Given Barbara, Wyatt Gwen, Given Charles, Sherwood Paula, Gift Audrey, DeVoss Danielle, Rahbar Mohammad
College of Nursing, Michigan State University in East Lansing, USA.
Oncol Nurs Forum. 2004 Nov 16;31(6):1105-17. doi: 10.1188/04.ONF.1105-1117.
PURPOSE/OBJECTIVES: To examine the patient and family caregiver variables that predicted caregiver burden and depression for family caregivers of patients with cancer at the end of life.
A prospective, longitudinal study was implemented with an inception cohort of patients and their family caregivers who were followed after the diagnosis and treatment of cancer.
Community oncology sites in the midwestern United States.
152 family caregivers of patients with cancer who died during the course of the study.
Telephone interviews were conducted with patients at 6-8, 12-16, 24-30, and 52 weeks following diagnoses. In addition, patient medical records and state death certificates were reviewed.
Effect of caregiver age, gender, education, relationship to the patient, employment status, reports of patient symptoms, patient cancer type, stage of cancer, time from the patient's diagnosis to death, caregiver burden, and depression.
Caregivers aged 45-54 reported the highest levels of depressive symptoms, and caregivers aged 35-44 reported the strongest sense of abandonment. Caregivers who were the adult children of patients with cancer and those who were employed reported high levels of depressive symptoms. Feeling abandoned (a portion of caregiver burden) was more prevalent in female, nonspouse, and adult children caregivers, and adult children caregivers of patients with early-stage cancer and patients with multiple symptoms reported a high perception of disruption in their schedule because of providing care. Caregivers whose patients died early following diagnosis reported the highest depressive symptoms, burden, and impact on schedule.
Caregivers reported levels of depression at thresholds for screening of clinical depression. The number of patient symptoms was related to levels of caregiver depressive symptoms. An association also was found between depression and employment status. Caregiver distress was not dependent on demands of care.
Very little research exists that prospectively analyzes family caregiver experiences of burden and depression when providing end-of-life cancer care for a family member. Interventions aimed at decreasing caregiver depressive symptoms should be targeted to caregivers who are middle-aged, adult children, and employed. Interventions aimed at decreasing the burden associated with feeling abandoned and having schedules disrupted while providing care should be targeted to caregivers who are female, nonspouse, and adult children, and caregivers of patients with early-stage cancer and multiple symptoms.
目的/目标:探讨在患者生命末期,预测癌症患者家庭照顾者负担和抑郁情绪的患者及家庭照顾者相关变量。
对一组癌症患者及其家庭照顾者开展前瞻性纵向研究,自癌症诊断和治疗后开始跟踪随访。
美国中西部的社区肿瘤治疗点。
152名在研究过程中其癌症患者已死亡的家庭照顾者。
在诊断后的6 - 8周、12 - 16周、24 - 30周和52周对患者进行电话访谈。此外,查阅患者病历和国家死亡证明。

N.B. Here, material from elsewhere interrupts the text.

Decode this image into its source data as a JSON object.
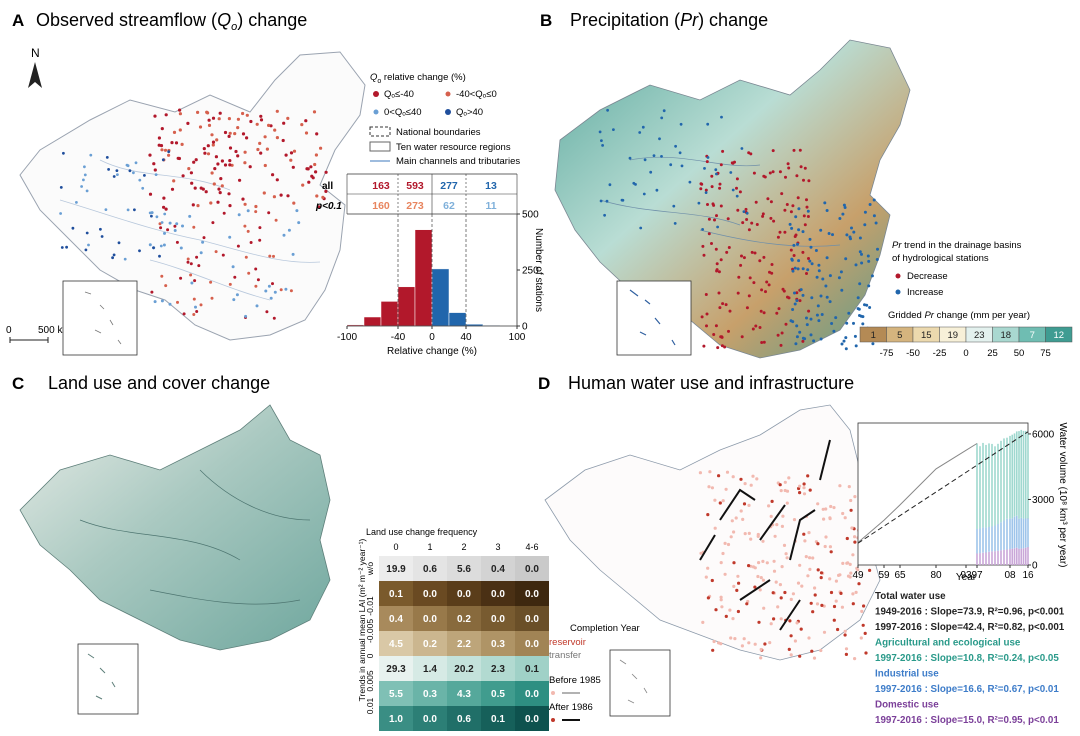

照顾者年龄、性别、教育程度、与患者的关系、就业状况、患者症状报告、患者癌症类型、癌症分期、从患者诊断到死亡的时间、照顾者负担及抑郁情绪。
45 - 54岁的照顾者报告有最高水平的抑郁症状,35 - 44岁的照顾者报告有最强的被遗弃感。癌症患者的成年子女且就业的照顾者报告有高水平的抑郁症状。女性、非配偶及成年子女照顾者中,感觉被遗弃(照顾者负担的一部分)更为普遍,癌症早期患者及有多种症状患者的成年子女照顾者报告因提供照顾而对自己的日程安排有高度的受干扰感。诊断后患者早亡的照顾者报告有最高水平的抑郁症状、负担及对日程安排的影响。
照顾者报告的抑郁水平达到临床抑郁筛查阈值。患者症状数量与照顾者抑郁症状水平相关。还发现抑郁与就业状况之间存在关联。照顾者的痛苦并不取决于护理需求。
很少有研究前瞻性地分析为家庭成员提供临终癌症护理时家庭照顾者的负担和抑郁经历。旨在减轻照顾者抑郁症状的干预措施应针对中年、成年子女且就业的照顾者。旨在减轻因提供护理时感觉被遗弃和日程安排受干扰所带来负担的干预措施应针对女性、非配偶及成年子女照顾者,以及癌症早期患者和有多种症状患者的照顾者。